Oreskes points out that “In the case of climate change, we are not dumb at all. We know that carbon dioxide is a greenhouse gas, we know that its concentration in the atmosphere has increased by about 40 percent since the industrial revolution, and we know the mechanism by which it warms the planet.” Knowing these facts about carbon is evidence about possible non-random causes of the data. It may affect our beliefs and our actions, but it does not affect statistical confidence, which is based on probabilities calculated under the assumption that fluctuations are random. Oreskes is again failing to distinguish between confidence and beliefs.

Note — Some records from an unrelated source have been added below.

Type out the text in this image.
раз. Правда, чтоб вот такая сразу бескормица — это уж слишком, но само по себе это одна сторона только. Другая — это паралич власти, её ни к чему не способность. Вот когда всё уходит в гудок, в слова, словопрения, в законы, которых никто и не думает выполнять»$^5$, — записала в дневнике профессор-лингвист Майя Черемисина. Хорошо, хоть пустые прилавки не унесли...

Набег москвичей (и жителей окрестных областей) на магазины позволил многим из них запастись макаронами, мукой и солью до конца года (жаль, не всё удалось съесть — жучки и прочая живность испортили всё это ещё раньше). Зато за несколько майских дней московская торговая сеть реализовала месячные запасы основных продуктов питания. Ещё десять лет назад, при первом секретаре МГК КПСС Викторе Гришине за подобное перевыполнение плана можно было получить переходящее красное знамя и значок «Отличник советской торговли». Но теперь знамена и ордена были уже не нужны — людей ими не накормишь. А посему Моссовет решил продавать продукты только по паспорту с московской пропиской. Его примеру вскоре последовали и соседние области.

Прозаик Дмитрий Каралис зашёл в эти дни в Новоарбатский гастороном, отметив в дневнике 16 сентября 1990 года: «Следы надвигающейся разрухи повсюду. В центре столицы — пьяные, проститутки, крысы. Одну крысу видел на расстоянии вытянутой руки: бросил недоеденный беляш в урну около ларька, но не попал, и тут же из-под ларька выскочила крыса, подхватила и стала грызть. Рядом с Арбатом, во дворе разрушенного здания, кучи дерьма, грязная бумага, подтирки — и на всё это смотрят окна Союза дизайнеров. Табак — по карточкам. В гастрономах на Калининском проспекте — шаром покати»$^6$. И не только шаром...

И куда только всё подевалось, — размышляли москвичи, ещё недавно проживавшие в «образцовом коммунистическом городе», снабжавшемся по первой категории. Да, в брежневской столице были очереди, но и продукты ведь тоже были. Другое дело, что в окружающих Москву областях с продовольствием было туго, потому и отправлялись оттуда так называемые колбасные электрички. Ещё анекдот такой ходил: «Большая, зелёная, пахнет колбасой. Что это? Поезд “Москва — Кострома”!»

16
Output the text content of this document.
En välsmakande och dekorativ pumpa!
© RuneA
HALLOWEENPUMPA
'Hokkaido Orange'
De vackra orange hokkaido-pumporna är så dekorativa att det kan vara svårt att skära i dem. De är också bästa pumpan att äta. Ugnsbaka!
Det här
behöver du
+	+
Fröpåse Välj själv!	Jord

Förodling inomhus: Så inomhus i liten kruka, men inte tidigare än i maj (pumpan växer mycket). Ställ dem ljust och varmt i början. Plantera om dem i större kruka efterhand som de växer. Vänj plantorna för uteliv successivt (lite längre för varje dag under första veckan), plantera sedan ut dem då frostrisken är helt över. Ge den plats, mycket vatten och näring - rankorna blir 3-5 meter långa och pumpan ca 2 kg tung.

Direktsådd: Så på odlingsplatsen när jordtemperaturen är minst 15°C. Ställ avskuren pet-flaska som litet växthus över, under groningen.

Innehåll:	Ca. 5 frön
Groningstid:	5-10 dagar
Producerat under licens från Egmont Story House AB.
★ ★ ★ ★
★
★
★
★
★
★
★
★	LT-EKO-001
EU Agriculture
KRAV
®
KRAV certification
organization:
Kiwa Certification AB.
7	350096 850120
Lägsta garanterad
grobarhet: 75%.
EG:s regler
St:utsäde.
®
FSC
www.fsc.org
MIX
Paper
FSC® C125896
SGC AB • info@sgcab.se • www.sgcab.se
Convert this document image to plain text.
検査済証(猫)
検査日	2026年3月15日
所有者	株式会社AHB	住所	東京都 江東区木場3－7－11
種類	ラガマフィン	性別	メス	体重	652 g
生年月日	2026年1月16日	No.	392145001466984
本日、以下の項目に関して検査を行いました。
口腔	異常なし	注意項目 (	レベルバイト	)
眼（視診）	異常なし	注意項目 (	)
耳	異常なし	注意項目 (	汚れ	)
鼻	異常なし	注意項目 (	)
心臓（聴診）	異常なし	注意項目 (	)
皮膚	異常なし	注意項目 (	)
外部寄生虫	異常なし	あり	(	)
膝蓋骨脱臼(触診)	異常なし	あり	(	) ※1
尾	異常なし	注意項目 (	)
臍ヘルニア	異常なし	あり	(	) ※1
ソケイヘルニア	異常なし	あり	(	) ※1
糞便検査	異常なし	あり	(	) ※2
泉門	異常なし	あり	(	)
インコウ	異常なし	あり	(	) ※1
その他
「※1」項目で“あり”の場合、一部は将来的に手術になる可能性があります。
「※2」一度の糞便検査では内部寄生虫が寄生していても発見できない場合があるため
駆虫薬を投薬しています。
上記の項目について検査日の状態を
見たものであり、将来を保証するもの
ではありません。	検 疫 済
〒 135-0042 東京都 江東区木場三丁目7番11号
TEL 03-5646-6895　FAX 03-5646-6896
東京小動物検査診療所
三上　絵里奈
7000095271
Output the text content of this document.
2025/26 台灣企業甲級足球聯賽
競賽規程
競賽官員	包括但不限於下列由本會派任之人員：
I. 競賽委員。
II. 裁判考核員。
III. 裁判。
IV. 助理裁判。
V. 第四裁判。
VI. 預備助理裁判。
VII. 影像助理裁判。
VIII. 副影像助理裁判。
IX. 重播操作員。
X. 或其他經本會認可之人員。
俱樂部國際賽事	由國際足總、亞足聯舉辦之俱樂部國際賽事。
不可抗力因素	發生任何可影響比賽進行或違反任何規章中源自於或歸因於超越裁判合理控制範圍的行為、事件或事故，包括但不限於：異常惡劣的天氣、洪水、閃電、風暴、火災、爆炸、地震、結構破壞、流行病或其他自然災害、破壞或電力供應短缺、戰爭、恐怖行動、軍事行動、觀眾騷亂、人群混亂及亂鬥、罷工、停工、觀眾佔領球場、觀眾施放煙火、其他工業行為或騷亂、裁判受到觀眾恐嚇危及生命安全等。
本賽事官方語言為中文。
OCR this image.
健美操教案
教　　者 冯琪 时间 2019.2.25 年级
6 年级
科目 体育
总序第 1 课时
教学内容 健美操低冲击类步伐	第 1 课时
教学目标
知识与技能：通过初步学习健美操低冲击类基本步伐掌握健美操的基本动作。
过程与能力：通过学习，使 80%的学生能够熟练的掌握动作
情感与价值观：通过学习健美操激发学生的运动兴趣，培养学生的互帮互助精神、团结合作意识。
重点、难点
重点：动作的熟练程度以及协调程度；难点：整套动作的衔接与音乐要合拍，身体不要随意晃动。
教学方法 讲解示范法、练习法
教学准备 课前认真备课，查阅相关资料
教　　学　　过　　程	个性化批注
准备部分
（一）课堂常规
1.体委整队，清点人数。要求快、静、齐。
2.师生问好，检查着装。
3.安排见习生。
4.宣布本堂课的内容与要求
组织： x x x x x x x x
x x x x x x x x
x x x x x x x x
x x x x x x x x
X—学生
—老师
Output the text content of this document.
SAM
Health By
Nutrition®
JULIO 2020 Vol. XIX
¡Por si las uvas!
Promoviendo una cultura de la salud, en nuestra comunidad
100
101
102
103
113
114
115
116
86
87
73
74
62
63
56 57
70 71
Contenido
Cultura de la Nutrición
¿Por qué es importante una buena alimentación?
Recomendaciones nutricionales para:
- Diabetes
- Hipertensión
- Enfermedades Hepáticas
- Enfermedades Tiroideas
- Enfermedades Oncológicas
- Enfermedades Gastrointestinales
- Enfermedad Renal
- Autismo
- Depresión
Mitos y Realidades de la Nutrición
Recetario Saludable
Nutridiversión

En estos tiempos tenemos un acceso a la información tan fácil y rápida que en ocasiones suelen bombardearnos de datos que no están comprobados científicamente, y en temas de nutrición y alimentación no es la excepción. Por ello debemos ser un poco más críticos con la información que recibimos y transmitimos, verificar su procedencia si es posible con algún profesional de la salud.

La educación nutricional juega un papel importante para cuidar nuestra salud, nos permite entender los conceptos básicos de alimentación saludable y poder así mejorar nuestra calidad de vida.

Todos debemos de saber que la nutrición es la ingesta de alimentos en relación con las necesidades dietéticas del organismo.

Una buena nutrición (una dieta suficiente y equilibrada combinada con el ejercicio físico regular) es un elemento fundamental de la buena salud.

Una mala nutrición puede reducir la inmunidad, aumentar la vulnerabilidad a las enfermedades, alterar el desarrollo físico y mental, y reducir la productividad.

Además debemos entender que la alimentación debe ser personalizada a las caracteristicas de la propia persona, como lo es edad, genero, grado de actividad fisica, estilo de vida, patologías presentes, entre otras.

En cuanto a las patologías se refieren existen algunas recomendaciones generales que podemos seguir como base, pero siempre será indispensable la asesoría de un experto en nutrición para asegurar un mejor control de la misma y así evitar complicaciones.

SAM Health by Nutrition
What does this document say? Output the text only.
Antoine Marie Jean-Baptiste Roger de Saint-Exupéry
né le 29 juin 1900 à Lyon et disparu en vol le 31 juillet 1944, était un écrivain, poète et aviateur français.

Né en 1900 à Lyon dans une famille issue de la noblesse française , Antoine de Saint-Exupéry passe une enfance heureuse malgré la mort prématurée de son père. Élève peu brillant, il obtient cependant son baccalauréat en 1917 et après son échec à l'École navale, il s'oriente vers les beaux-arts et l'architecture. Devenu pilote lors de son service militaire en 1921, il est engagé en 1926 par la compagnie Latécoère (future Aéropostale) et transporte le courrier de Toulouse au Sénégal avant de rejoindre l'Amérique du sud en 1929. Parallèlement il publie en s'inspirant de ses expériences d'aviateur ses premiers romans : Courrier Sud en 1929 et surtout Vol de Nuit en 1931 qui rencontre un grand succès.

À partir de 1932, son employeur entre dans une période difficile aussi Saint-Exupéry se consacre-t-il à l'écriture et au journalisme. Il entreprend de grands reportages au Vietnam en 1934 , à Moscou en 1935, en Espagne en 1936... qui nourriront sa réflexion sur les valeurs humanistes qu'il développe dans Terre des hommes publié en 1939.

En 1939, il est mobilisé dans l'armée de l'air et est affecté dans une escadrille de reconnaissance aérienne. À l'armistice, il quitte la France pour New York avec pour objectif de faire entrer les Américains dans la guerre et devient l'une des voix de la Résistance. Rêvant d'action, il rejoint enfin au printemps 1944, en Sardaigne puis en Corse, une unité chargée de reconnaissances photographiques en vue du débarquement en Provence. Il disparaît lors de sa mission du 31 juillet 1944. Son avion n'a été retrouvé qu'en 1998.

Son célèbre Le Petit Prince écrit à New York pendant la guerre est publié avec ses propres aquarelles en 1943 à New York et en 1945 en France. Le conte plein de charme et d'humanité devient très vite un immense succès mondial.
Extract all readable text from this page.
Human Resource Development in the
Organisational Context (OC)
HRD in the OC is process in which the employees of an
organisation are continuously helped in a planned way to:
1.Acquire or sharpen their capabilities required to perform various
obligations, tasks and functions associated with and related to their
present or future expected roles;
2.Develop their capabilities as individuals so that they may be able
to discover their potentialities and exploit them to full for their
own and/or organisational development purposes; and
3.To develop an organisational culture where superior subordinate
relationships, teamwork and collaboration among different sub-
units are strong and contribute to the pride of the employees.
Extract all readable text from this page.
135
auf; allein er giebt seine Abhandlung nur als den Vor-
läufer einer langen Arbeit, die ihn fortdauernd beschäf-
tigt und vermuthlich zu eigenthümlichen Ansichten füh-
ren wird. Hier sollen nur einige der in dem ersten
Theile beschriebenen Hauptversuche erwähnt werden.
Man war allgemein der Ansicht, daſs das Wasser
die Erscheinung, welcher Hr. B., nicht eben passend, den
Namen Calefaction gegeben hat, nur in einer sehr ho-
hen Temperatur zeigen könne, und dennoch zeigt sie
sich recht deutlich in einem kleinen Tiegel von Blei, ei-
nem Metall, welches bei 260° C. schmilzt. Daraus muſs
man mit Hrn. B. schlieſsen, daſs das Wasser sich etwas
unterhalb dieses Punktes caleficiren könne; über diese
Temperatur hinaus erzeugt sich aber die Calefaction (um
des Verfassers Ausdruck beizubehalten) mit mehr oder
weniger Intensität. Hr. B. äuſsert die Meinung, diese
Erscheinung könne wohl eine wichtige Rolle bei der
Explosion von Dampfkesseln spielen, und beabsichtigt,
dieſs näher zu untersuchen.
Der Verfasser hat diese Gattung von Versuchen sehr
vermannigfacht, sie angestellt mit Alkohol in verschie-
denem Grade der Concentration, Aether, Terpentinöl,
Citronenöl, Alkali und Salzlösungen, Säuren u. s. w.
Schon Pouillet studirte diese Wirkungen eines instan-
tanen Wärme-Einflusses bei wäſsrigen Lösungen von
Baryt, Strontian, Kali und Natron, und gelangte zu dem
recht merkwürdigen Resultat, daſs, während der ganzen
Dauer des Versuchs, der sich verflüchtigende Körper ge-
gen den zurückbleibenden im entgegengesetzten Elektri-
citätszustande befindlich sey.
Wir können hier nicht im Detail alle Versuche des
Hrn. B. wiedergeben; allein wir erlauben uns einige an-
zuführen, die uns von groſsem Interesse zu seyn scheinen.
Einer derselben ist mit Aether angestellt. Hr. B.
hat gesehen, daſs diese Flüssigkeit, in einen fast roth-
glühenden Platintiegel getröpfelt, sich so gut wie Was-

After urging scientists to adopt a threshold less stringent than 95 percent in the case of climate change, the piece continues:
“WHY don’t scientists pick the standard that is appropriate to the case at hand, instead of adhering to an absolutist one? The answer can be found in a surprising place: the history of science in relation to religion. The 95 percent confidence limit reflects a long tradition in the history of science that valorizes skepticism as an antidote to religious faith. Even as scientists consciously rejected religion as a basis of natural knowledge, they held on to certain cultural presumptions about what kind of person had access to reliable knowledge. One of these presumptions involved the value of ascetic practices. Nowadays scientists do not live monastic lives, but they do practice a form of self-denial, denying themselves the right to believe anything that has not passed very high intellectual hurdles.”
Yes, most scientists are skeptics. We do not accept claims lightly, we expect proof, and we try to understand our subject before we speak publicly and admonish others.